Was ist ein Erinnerungsgarten: Gärten für Menschen mit Alzheimer und Demenz

Es gibt viele Studien über die Vorteile der Gartenarbeit für Körper und Geist. Allein schon der Aufenthalt im Freien und der Kontakt mit der Natur können eine klärende und wohltuende Wirkung haben. Menschen mit Demenz oder Alzheimer können durch die Teilnahme an der Gartenarbeit eine Vielzahl positiver Erfahrungen machen. Die Gestaltung eines Erinnerungsgartens oder eines Gartens für Menschen, die von diesen schwächenden Erkrankungen betroffen sind, ermöglicht es ihnen, Bewegung und frische Luft zu genießen und ihre Sinne zu stimulieren.

Was ist ein Erinnerungsgarten?

Gedächtnisgärten stimulieren Patienten, die unter Gedächtnisverlust leiden. Sie können sanfte Erinnerungen an vergangene Erlebnisse wecken und das Gedächtnis anregen, indem die Identifizierung und Pflege von Pflanzen in den Vordergrund gestellt wird.

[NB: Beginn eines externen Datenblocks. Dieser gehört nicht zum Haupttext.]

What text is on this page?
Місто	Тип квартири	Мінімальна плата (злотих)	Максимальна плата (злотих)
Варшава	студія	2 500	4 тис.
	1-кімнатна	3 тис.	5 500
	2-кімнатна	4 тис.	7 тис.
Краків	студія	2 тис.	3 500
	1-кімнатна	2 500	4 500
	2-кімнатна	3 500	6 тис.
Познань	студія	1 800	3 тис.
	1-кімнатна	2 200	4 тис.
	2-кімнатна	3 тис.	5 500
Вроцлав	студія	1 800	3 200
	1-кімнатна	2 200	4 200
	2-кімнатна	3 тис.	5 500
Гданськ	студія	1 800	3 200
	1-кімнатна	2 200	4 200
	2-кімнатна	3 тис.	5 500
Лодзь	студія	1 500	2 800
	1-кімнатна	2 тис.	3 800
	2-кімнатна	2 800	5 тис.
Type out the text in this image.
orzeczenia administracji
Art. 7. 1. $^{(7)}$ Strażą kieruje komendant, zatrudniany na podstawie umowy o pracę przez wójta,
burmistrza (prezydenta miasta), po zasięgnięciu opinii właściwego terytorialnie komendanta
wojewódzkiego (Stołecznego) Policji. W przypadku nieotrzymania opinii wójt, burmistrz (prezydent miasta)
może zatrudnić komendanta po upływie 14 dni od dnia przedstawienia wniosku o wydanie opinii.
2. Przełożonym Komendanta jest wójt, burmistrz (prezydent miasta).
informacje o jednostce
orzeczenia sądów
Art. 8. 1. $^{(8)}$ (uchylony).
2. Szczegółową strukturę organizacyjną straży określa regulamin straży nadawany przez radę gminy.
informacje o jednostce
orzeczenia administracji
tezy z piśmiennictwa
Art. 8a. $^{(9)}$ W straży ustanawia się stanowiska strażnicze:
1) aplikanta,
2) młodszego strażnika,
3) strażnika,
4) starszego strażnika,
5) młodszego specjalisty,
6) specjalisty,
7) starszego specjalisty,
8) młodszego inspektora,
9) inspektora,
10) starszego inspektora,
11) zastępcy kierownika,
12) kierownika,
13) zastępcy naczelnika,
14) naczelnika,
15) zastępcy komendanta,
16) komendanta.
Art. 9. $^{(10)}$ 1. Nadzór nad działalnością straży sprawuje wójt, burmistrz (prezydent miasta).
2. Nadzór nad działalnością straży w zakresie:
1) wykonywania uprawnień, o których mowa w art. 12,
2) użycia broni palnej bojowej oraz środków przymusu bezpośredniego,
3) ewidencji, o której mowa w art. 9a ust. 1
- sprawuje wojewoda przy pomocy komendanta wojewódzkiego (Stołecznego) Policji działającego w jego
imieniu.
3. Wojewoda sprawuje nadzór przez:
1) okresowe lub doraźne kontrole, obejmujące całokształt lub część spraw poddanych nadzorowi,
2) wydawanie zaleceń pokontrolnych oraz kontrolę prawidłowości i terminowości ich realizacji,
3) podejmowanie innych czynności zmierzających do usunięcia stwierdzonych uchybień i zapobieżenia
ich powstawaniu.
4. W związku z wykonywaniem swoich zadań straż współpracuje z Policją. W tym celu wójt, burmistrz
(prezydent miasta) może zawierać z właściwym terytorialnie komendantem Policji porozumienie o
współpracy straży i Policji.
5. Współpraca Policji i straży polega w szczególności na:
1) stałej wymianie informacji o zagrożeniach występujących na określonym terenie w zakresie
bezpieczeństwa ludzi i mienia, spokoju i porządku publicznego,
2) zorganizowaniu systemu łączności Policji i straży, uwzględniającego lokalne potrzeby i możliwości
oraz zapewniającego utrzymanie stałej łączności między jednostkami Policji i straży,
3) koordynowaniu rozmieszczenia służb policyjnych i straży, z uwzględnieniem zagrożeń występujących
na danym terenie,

Gärten für Menschen mit Alzheimer sind auch für die Pflegekräfte hilfreich, deren Leben ebenfalls auf den Kopf gestellt wird und die einen wohlverdienten Ort der Ruhe brauchen. Es ist wissenschaftlich erwiesen, dass Alzheimer-freundliche Gärten zur Heilung von Körper und Geist beitragen und durch Aktivitäten und Teilhabe Hoffnung und Engagement wecken. Die Patientenversorgung hat sich im Laufe der Jahre weiterentwickelt und umfasst heute sowohl westliche als auch östliche Medizin in einem ganzheitlichen Paket. Es hat sich gezeigt, dass die alleinige Behandlung des Körpers in vielen Situationen nicht als Stimulans ausreicht, was auch bei Menschen mit Gedächtnisverlust der Fall ist. Gärten für Menschen mit Demenz oder Alzheimer können negative Gefühle reduzieren, positive Erfahrungen vermitteln, Stress abbauen und dabei helfen, die Aufmerksamkeit aufrechtzuerhalten. Man könnte argumentieren, dass jeder Garten diese Fähigkeiten hat, aber die Gestaltung eines Erinnerungsgartens für solche Patienten sollte wichtige Elemente wie Sicherheit und interessante Merkmale berücksichtigen.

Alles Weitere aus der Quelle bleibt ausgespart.